Several other students, including representatives from VT and GMU, also enunciated concerns with their universities’ reopening plans, including a lack of hazard pay for essential employees and precarious housing situations for international students. Some representatives also brought up concerns about intimidation and harassment against student activists by college administrations, impeding their work throughout the state.

After participating in the forum, Sidney Miralao ’21 followed up on her concerns with the College’s philosophy in blaming students for poor adherence to COVID-19 safety protocols. Students have received multiple emails from the Dean of Students Office since freshmen first arrived Aug. 12, some of which have insinuated that institutional outcomes at the College — including furloughing employees and suspending in-person classes — are highly dependent on student behavior.

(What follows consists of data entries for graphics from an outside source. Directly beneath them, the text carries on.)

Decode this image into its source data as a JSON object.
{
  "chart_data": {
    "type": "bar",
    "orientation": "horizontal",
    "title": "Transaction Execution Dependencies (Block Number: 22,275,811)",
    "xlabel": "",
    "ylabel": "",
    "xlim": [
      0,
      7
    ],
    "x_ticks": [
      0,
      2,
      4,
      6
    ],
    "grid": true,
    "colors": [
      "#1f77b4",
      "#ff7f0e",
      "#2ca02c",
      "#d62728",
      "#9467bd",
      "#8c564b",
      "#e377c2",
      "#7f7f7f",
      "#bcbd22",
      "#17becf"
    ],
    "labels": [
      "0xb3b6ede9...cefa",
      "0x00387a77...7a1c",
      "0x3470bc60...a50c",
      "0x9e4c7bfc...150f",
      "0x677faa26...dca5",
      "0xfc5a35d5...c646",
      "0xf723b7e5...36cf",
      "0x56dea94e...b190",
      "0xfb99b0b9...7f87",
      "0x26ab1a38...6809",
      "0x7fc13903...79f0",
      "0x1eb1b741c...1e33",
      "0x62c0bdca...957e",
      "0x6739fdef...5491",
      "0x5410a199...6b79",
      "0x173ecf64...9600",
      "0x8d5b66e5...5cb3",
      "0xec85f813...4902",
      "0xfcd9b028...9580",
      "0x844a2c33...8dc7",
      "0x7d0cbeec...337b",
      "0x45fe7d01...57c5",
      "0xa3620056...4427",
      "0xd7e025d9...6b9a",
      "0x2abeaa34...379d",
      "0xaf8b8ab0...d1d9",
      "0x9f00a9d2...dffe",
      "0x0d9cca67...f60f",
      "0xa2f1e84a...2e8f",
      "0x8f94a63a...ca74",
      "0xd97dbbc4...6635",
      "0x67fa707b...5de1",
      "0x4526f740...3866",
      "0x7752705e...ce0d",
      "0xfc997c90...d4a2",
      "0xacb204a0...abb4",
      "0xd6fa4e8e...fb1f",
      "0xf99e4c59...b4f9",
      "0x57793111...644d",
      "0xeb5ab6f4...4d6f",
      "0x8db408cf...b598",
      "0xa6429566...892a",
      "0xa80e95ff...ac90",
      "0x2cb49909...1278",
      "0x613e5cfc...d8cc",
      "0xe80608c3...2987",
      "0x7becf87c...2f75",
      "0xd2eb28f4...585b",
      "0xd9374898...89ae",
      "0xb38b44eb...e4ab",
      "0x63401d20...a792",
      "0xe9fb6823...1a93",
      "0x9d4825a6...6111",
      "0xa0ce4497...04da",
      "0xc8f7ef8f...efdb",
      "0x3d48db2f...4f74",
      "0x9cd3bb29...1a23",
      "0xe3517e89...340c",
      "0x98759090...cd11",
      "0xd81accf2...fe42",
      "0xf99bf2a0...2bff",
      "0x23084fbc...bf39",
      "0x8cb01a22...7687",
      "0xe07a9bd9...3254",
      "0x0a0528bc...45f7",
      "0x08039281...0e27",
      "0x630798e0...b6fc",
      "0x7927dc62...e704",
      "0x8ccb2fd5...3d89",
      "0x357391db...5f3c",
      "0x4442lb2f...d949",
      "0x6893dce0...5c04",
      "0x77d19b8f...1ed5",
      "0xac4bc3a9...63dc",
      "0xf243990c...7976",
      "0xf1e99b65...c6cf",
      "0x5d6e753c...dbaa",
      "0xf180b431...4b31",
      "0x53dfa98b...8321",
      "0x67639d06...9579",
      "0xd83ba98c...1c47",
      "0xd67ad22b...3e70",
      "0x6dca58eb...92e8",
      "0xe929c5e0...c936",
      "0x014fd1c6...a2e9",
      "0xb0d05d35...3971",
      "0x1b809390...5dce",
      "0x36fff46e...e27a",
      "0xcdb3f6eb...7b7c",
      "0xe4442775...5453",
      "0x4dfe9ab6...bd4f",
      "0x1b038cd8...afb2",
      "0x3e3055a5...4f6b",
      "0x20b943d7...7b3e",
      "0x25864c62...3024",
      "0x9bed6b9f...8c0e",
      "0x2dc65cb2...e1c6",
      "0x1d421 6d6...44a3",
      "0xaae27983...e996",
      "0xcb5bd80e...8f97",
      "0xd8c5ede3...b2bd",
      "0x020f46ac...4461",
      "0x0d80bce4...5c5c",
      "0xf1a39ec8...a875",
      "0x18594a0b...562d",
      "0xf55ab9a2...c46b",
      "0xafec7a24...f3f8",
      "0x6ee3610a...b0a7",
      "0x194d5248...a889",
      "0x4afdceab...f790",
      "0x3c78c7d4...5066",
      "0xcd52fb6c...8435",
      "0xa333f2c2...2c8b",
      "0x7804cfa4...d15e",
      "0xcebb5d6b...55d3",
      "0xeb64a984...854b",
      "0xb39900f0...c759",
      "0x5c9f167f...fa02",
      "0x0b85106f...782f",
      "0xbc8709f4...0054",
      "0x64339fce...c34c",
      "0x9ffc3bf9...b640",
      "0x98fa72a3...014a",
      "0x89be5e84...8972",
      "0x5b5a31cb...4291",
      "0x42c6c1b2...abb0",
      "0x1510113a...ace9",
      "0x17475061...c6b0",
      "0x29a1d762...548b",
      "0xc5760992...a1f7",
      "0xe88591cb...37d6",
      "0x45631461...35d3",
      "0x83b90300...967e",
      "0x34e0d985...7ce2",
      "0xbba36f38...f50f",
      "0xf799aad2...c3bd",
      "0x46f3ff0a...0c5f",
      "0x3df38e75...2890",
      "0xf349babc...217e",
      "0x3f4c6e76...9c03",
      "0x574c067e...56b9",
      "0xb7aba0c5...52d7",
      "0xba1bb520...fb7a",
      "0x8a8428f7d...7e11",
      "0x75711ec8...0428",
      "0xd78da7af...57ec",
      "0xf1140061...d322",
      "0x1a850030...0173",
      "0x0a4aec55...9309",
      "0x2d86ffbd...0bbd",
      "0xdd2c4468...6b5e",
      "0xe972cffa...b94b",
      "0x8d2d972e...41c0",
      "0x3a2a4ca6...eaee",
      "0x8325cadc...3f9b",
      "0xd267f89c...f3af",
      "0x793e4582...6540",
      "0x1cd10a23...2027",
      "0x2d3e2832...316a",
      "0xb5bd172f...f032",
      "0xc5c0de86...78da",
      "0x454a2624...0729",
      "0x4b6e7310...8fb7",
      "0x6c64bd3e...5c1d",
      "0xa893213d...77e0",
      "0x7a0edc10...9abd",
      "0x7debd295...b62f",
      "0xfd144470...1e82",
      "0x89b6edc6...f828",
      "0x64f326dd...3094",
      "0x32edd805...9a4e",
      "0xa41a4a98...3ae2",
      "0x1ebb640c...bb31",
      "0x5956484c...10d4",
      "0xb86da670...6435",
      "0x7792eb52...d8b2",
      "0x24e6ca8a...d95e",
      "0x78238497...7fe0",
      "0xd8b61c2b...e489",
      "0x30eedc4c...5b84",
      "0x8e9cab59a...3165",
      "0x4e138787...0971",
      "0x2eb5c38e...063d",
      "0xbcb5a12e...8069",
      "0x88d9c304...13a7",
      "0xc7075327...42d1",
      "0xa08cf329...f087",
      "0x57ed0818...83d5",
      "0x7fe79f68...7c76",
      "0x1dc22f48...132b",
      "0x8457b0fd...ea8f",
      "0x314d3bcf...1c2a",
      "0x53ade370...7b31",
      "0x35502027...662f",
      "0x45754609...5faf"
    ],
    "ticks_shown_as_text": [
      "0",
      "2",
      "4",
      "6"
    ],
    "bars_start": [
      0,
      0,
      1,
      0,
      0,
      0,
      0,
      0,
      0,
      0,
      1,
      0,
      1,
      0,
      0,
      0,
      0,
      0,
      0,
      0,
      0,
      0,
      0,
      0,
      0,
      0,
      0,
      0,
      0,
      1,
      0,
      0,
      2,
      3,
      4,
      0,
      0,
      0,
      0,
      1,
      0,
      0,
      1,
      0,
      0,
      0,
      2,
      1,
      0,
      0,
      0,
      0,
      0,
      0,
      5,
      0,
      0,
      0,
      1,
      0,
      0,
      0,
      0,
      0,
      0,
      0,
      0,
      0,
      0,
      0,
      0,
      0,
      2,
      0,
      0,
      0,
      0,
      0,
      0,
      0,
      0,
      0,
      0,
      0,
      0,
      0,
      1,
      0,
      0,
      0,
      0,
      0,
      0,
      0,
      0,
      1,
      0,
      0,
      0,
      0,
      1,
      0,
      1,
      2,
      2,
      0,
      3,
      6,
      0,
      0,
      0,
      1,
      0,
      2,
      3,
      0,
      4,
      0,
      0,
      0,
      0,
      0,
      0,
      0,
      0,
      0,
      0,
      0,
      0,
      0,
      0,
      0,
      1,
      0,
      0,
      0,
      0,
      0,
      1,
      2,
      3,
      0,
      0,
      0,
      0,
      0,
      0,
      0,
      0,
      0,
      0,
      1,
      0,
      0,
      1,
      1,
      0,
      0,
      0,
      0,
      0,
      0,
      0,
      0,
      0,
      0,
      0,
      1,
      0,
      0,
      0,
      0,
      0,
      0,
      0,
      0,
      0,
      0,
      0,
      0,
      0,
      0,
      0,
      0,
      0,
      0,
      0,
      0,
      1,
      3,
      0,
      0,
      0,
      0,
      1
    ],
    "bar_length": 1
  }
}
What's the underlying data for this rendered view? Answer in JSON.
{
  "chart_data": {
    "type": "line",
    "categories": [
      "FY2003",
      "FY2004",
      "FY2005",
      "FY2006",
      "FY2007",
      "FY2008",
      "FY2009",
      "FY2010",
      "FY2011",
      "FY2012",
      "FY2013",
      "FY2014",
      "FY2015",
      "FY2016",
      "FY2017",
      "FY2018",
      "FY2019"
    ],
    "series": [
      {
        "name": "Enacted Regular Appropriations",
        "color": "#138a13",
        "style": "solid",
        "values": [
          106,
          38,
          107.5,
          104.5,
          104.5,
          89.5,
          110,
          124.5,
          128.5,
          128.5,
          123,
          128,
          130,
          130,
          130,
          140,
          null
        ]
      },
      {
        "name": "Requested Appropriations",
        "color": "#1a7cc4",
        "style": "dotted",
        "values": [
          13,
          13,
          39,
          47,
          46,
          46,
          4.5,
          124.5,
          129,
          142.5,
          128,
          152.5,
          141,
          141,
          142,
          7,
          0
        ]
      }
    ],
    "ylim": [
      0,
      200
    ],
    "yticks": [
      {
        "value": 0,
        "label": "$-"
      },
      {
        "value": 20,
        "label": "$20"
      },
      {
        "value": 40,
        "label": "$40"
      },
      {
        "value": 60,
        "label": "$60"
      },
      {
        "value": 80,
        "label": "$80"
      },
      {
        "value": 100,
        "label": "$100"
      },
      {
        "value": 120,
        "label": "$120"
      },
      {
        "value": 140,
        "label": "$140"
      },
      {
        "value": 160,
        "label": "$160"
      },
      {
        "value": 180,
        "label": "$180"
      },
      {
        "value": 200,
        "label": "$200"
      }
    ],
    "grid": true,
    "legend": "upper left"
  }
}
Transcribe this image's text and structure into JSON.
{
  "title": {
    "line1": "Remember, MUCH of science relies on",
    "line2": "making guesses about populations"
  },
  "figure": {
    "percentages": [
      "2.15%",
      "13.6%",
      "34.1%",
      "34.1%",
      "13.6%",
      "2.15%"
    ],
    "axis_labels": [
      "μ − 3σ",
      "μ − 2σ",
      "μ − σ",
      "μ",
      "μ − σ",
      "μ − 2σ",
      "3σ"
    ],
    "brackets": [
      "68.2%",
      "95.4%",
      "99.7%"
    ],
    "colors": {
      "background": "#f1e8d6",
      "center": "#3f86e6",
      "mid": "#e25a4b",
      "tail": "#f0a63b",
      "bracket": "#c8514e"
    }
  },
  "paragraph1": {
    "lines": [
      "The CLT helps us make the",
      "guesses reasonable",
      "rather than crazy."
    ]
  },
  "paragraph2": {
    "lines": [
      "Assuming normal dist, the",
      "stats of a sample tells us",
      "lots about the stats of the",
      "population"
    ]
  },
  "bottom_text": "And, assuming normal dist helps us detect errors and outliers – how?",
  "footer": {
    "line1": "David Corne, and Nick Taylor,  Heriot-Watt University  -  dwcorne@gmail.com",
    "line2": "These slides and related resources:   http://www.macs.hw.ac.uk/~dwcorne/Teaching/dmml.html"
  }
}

“Like Taylor from VCU mentioned, if William and Mary’s decision for re-opening campus was centered around student safety, equity, and well-being, they would not have invited the entire undergraduate population back to campus to try and create a “normal” semester,” Miralao said in an email. “Nothing about living through a pandemic, economic crisis, and national uprisings should be treated as normal. Specifically, asking students to police and surveil one another in addition to increasing the police presence on and around campus during a time of uprising against police seems particularly tone deaf — administrators are the ones who forced students to return this semester, they cannot burden and blame socially-deprived young people if an outbreak occurs; this is not to say students should be free to party and gather in large groups (which wouldn’t have happened if students were not invited back to Williamsburg), but answering such behavior with threats and aggressive consequences does nothing to improve the situation and only further alienates the student body from trusting the administration and its decisions.”